As for the treatment effect, the ongoing intake of GC therapy did not have a significant impact on monocytosis but was strongly associated with an increased proportion of cMo (94.2% vs 85.0%, p < 0.0001; Figure 1) and a decreased proportion of ncMo (2.31% vs 9.85%, p<0.0001) and ncMo slan+ (3.12% vs 7.46%, p<0.0001), mimicking the cMo accumulation characteristic of chronic myelomonocytic leukemia. Splenectomy and other treatments did not significantly interfere neither with monocyte count nor with the monocyte subpopulation partitioning. When excluding patients receiving GC, splenectomized patients had a higher monocyte count compared to non-splenectomized patients (1.0 vs 0.5G/L, p=0.008), with no difference in monocyte subset repartition.
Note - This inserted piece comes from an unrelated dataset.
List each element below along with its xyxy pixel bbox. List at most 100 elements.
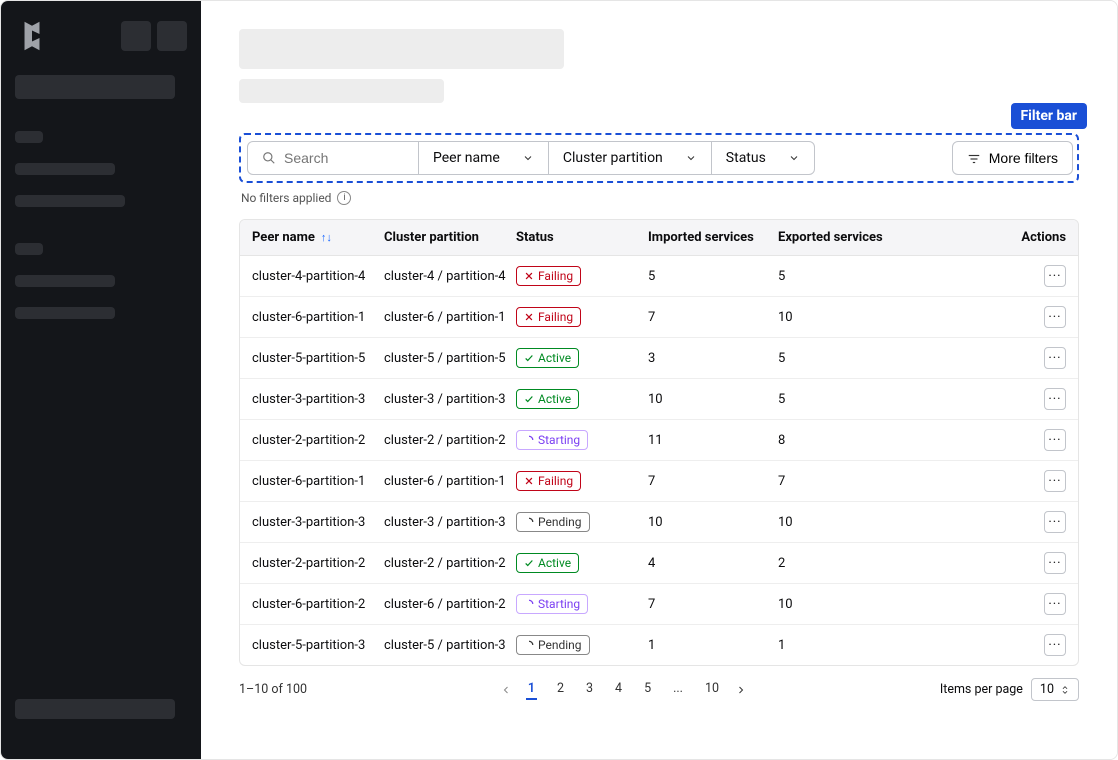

Using multiparameter flow cytometry analysis, we demonstrated the expansion of iMo in untreated ITP patients. GC treatment led to the accumulation of cMo with reduced ncMo proportion, hence should be considered when interpreting the monocyte subset partitioning. These data suggest a potential role of monocytes in ITP pathogenesis and clinical response to GC therapy.

Disclosures: Mahevas: Sanofi: Research Funding; Novartis: Honoraria; Amgen: Honoraria. Michel: Sanofi: Consultancy; Alexion: Consultancy; Sobi: Consultancy; argenx: Honoraria; UCB: Honoraria; Novartis: Consultancy. Wagner-Ballon: Novartis: Honoraria; Alexion: Consultancy, Honoraria.